Жизнь, казалось, устроена как один непрерывный анекдот.
На «металле» работал мастер по травлению по прозвищу Сальери. Какая-то женщина спросила у Антона в вестибюле:
– Как мне пройти в мастерскую к такому-то?
– Девушка, не ходите туда, это же сексуальный маньяк, – доверительно прошептал Антон, взяв женщину под локоток.
Женщина оказалась женой «сексуального маньяка».
– Да ладно, – отмахивался Антон от упреков, – у них вся семья секс-маньяков. – Сын мастера по травлению учился в Мухе и прославился как еще больший бабник, чем отец. – Не так страшен отец, как его малютка.На скульптуре училась прилежная, но известная своей бездарностью девушка. Она зубрила «Историю КПСС», «Историю искусств». Девушке в лицо говорили, что ей бы пойти на исторический.

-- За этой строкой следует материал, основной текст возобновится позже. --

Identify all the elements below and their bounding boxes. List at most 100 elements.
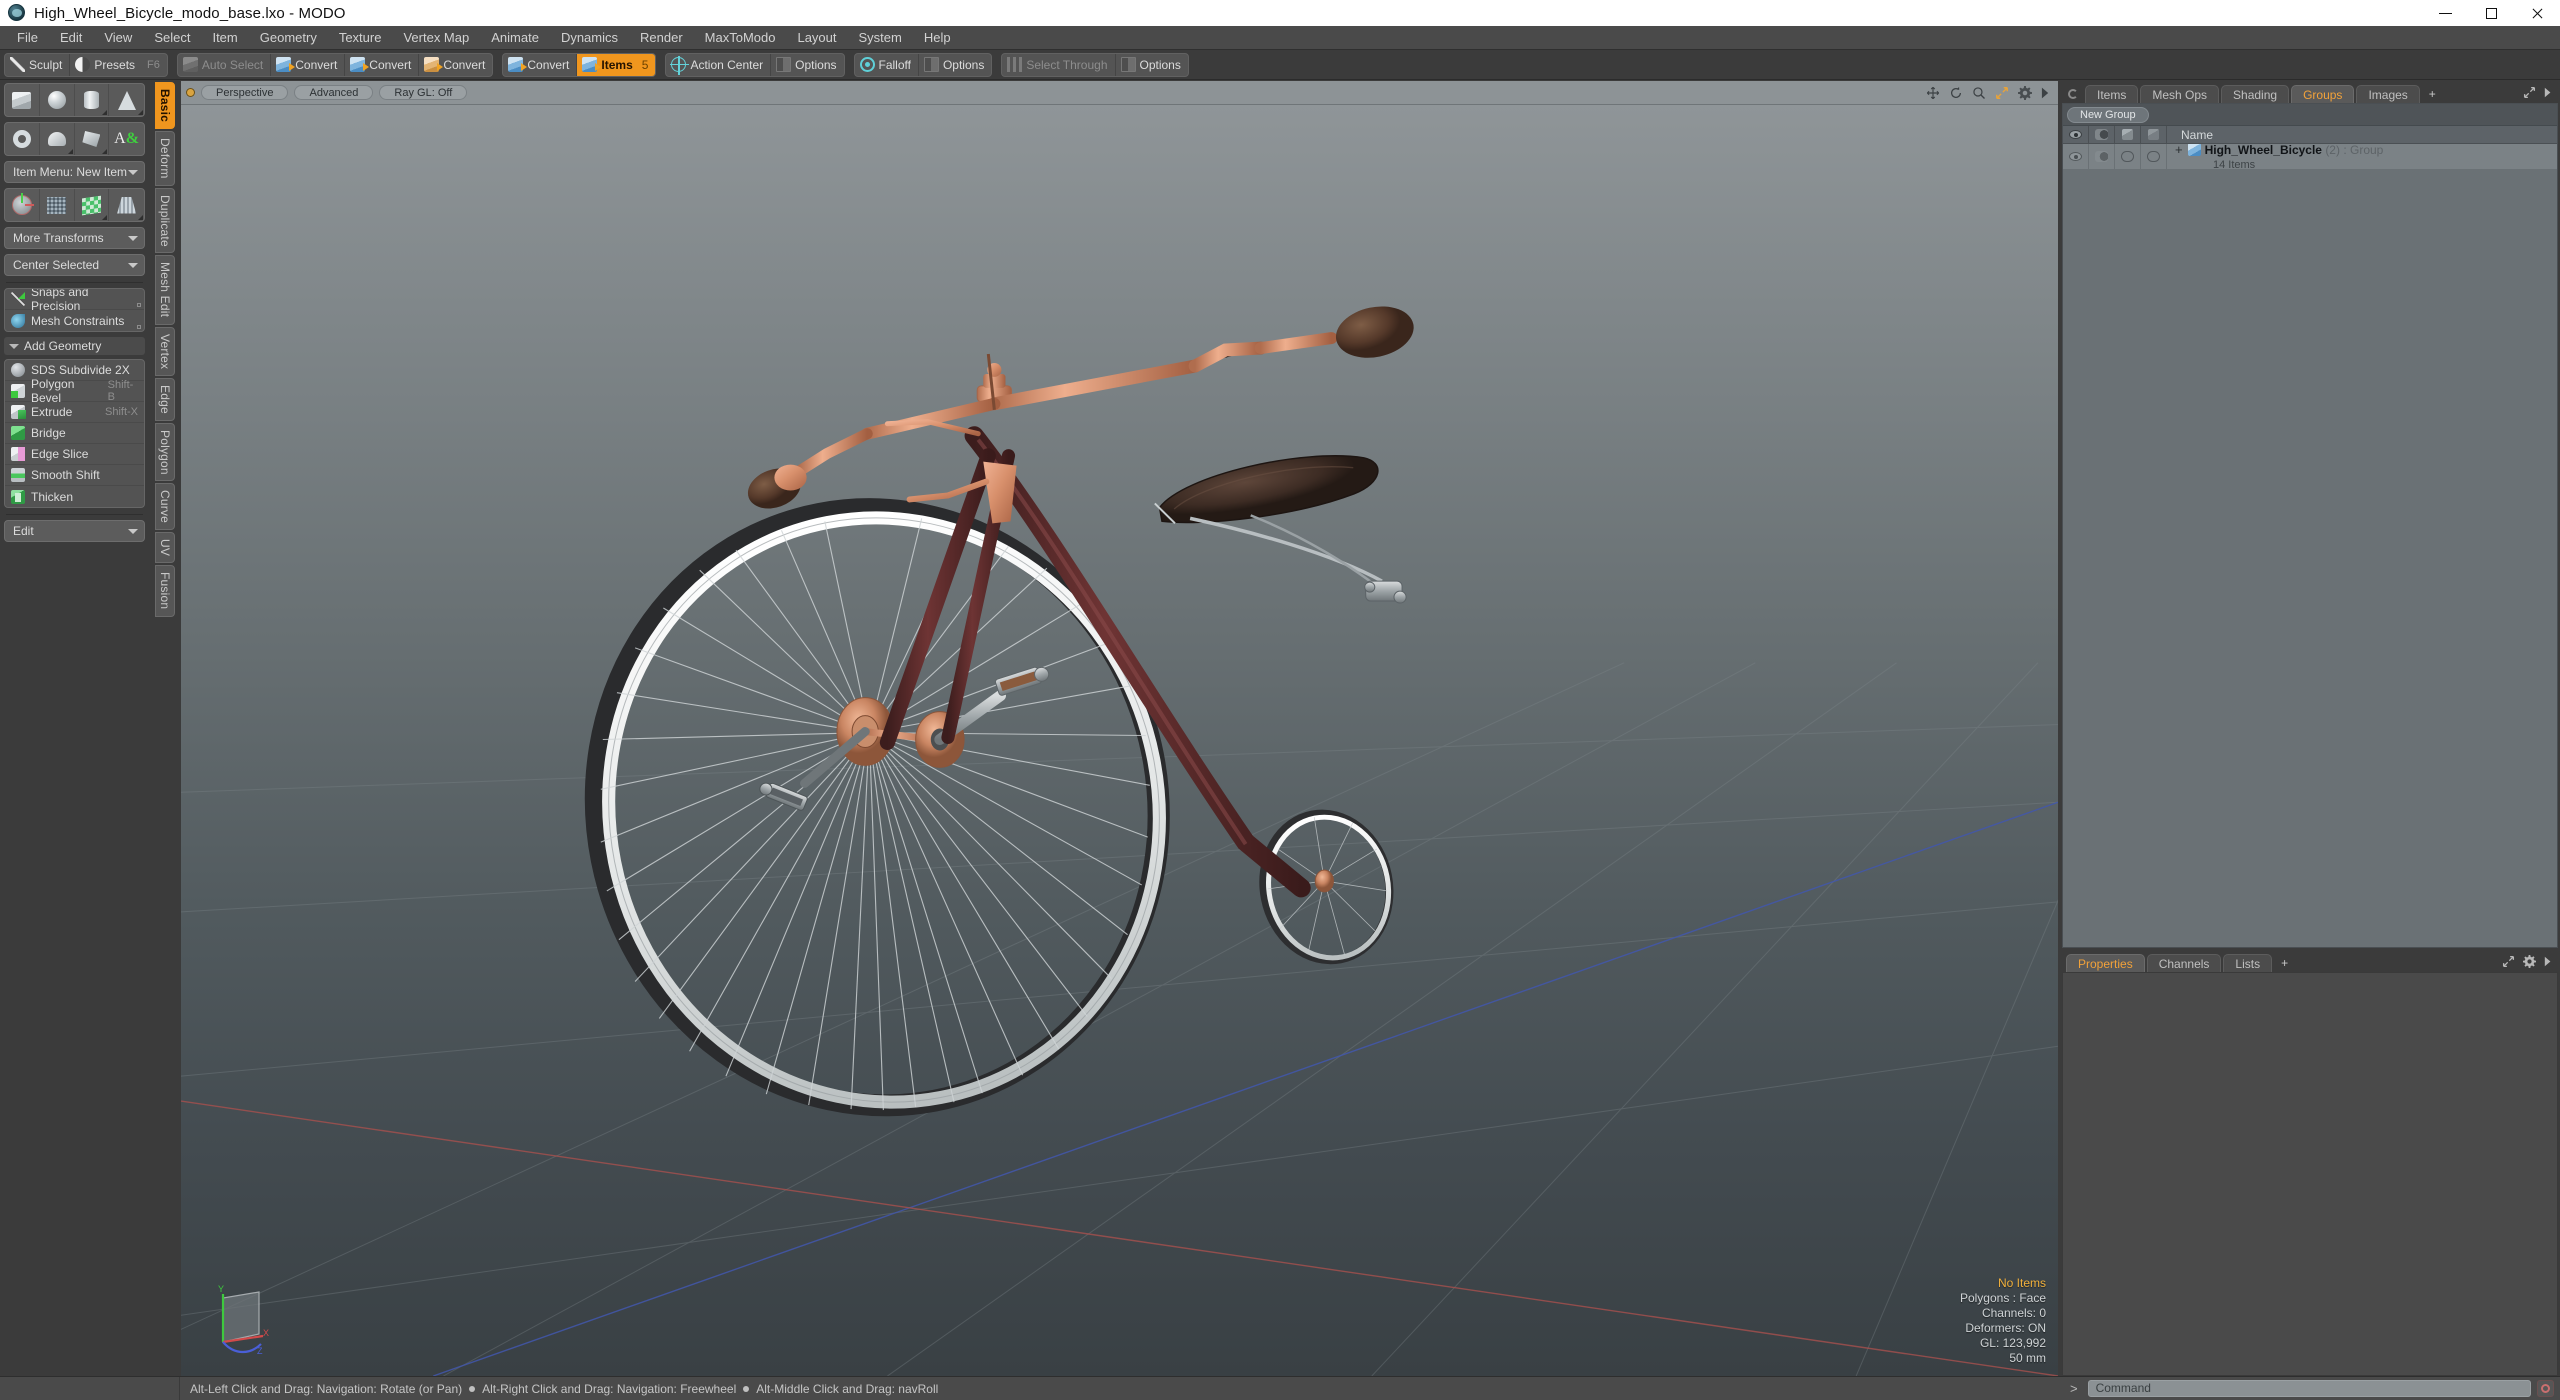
vtab-edge[interactable]: Edge — [155, 377, 175, 421]
vtab-polygon[interactable]: Polygon — [155, 422, 175, 482]
row-render-toggle[interactable] — [2115, 144, 2141, 170]
taper-tool-button[interactable] — [109, 189, 144, 221]
center-selected-dropdown[interactable]: Center Selected — [4, 254, 145, 276]
more-transforms-dropdown[interactable]: More Transforms — [4, 227, 145, 249]
header-shading-column[interactable] — [2089, 125, 2115, 144]
tab-groups[interactable]: Groups — [2291, 85, 2355, 103]
action-center-options-button[interactable]: Options — [771, 54, 843, 76]
torus-primitive-button[interactable] — [5, 123, 40, 155]
shear-tool-button[interactable] — [75, 189, 110, 221]
view-mode-button[interactable]: Perspective — [201, 85, 289, 100]
row-shading-toggle[interactable] — [2089, 144, 2115, 170]
menu-render[interactable]: Render — [629, 26, 694, 50]
record-macro-icon[interactable] — [2537, 1380, 2554, 1397]
expand-toggle[interactable]: + — [2175, 144, 2183, 157]
ray-gl-button[interactable]: Ray GL: Off — [379, 85, 468, 100]
item-menu-dropdown[interactable]: Item Menu: New Item — [4, 161, 145, 183]
tab-channels[interactable]: Channels — [2146, 954, 2222, 972]
convert-button-1[interactable]: Convert — [271, 53, 346, 76]
edge-slice-button[interactable]: Edge Slice — [5, 444, 144, 465]
menu-select[interactable]: Select — [143, 26, 201, 50]
row-visibility-toggle[interactable] — [2063, 144, 2089, 170]
falloff-options-button[interactable]: Options — [919, 54, 991, 76]
mesh-constraints-button[interactable]: Mesh Constraints — [5, 310, 144, 331]
menu-vertex-map[interactable]: Vertex Map — [392, 26, 480, 50]
text-primitive-button[interactable]: A& — [109, 123, 144, 155]
menu-file[interactable]: File — [6, 26, 49, 50]
gear-icon[interactable] — [2018, 86, 2032, 100]
tab-images[interactable]: Images — [2356, 85, 2420, 103]
vtab-duplicate[interactable]: Duplicate — [155, 187, 175, 254]
vtab-basic[interactable]: Basic — [155, 82, 175, 130]
tab-items[interactable]: Items — [2085, 85, 2139, 103]
more-arrow-icon[interactable] — [2544, 86, 2552, 100]
menu-item[interactable]: Item — [201, 26, 248, 50]
header-visibility-column[interactable] — [2063, 125, 2089, 144]
cone-primitive-button[interactable] — [109, 84, 144, 116]
add-geometry-section-header[interactable]: Add Geometry — [4, 337, 145, 355]
extrude-button[interactable]: Extrude Shift-X — [5, 402, 144, 423]
viewport-3d[interactable]: Y X Z No Items Polygons : Face Channels:… — [181, 105, 2058, 1376]
cylinder-primitive-button[interactable] — [75, 84, 110, 116]
tube-primitive-button[interactable] — [40, 123, 75, 155]
menu-system[interactable]: System — [848, 26, 913, 50]
presets-button[interactable]: Sculpt Presets F6 — [70, 54, 167, 76]
maximize-panel-icon[interactable] — [2502, 955, 2516, 969]
convert-button-2[interactable]: Convert — [345, 53, 420, 76]
tab-properties[interactable]: Properties — [2066, 954, 2145, 972]
header-select-column[interactable] — [2141, 125, 2167, 144]
table-row[interactable]: + High_Wheel_Bicycle (2) : Group 14 Items — [2063, 144, 2557, 171]
bridge-button[interactable]: Bridge — [5, 423, 144, 444]
menu-layout[interactable]: Layout — [786, 26, 847, 50]
bend-tool-button[interactable] — [40, 189, 75, 221]
panel-menu-icon[interactable] — [2068, 89, 2078, 99]
row-select-toggle[interactable] — [2141, 144, 2167, 170]
menu-animate[interactable]: Animate — [480, 26, 550, 50]
vtab-uv[interactable]: UV — [155, 532, 175, 564]
vtab-curve[interactable]: Curve — [155, 483, 175, 531]
tab-shading[interactable]: Shading — [2221, 85, 2290, 103]
menu-edit[interactable]: Edit — [49, 26, 93, 50]
auto-select-button[interactable]: Auto Select — [178, 53, 272, 76]
select-through-button[interactable]: Select Through — [1002, 53, 1116, 76]
smooth-shift-button[interactable]: Smooth Shift — [5, 465, 144, 486]
cube-primitive-button[interactable] — [5, 84, 40, 116]
close-button[interactable] — [2514, 0, 2560, 26]
shading-mode-button[interactable]: Advanced — [294, 85, 374, 100]
menu-help[interactable]: Help — [913, 26, 962, 50]
viewport-menu-dot[interactable] — [187, 89, 194, 96]
pan-icon[interactable] — [1926, 86, 1940, 100]
convert-button-4[interactable]: Convert — [503, 53, 578, 76]
action-center-button[interactable]: Action Center — [666, 53, 772, 76]
menu-maxtomodo[interactable]: MaxToModo — [694, 26, 787, 50]
zoom-icon[interactable] — [1972, 86, 1986, 100]
transform-gizmo-button[interactable] — [5, 189, 40, 221]
gear-icon[interactable] — [2523, 955, 2537, 969]
polygon-primitive-button[interactable] — [75, 123, 110, 155]
vtab-deform[interactable]: Deform — [155, 131, 175, 186]
thicken-button[interactable]: Thicken — [5, 486, 144, 507]
convert-button-3[interactable]: Convert — [419, 54, 492, 76]
edit-dropdown[interactable]: Edit — [4, 520, 145, 542]
minimize-button[interactable] — [2422, 0, 2468, 26]
items-mode-button[interactable]: Items 5 — [577, 53, 656, 76]
maximize-button[interactable] — [2468, 0, 2514, 26]
snaps-and-precision-button[interactable]: Snaps and Precision — [5, 289, 144, 313]
new-group-button[interactable]: New Group — [2067, 106, 2149, 123]
tab-lists[interactable]: Lists — [2223, 954, 2273, 972]
vtab-vertex[interactable]: Vertex — [155, 326, 175, 376]
menu-view[interactable]: View — [93, 26, 143, 50]
sculpt-button[interactable]: Sculpt — [5, 53, 71, 76]
menu-geometry[interactable]: Geometry — [249, 26, 328, 50]
falloff-button[interactable]: Falloff — [855, 53, 919, 76]
maximize-viewport-icon[interactable] — [1995, 86, 2009, 100]
vtab-mesh-edit[interactable]: Mesh Edit — [155, 255, 175, 325]
header-render-column[interactable] — [2115, 125, 2141, 144]
menu-dynamics[interactable]: Dynamics — [550, 26, 629, 50]
tab-mesh-ops[interactable]: Mesh Ops — [2140, 85, 2220, 103]
polygon-bevel-button[interactable]: Polygon Bevel Shift-B — [5, 377, 144, 405]
tab-add-props[interactable]: + — [2274, 954, 2295, 972]
vtab-fusion[interactable]: Fusion — [155, 565, 175, 617]
sphere-primitive-button[interactable] — [40, 84, 75, 116]
rotate-icon[interactable] — [1949, 86, 1963, 100]
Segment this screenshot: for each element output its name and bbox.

Бедняжка к тому же была очень некрасива.
Антон сочувственно ее спрашивал:
– Как ты выдерживаешь на себе мужские взгляды?
А она лишь кокетливо улыбалась в ответ.
– А вдруг она только делает вид, что не понимает? А в душе переживает? – беспокоилась Маша.
С этой бедной девушкой со скульптуры вышла у Антона история.
– У нас что, сегодня экзамен? – испуганно спросила она Антона, увидев его с зачеткой в руке у деканата.
– Как, ты не знала? У нас сегодня экзамен по онанизму.
Она ворвалась в деканат:
– Я не готовилась. Когда мне прийти на пересдачу онанизма?
– Жалко ее, зачем ты так?
– Жалко у пчелки.С тех пор как у Маши завелись тайные поцелуйные отношения с Бобой, ей и с Антоном стало радостней и нежней. Как будто любовь переливалась между ними тремя.
Изредка они втроем оказывались на особенно дефицитных концертах или показах в Доме кино. С Бобой они об Антоне больше не говорили, как будто у Маши были с ним отношения в первом классе, а во втором закончились. Антону о Бобе говорить или же не говорить было ни к чему. При первом знакомстве он поставил Бобе снисходительную четверку с минусом за добродушие и поэтическую склонность и относился к Бобе с вежливой приязнью, с крошечной такой тенью презрения, будто неловкий некрасивый Боба – существо немножко среднего пола.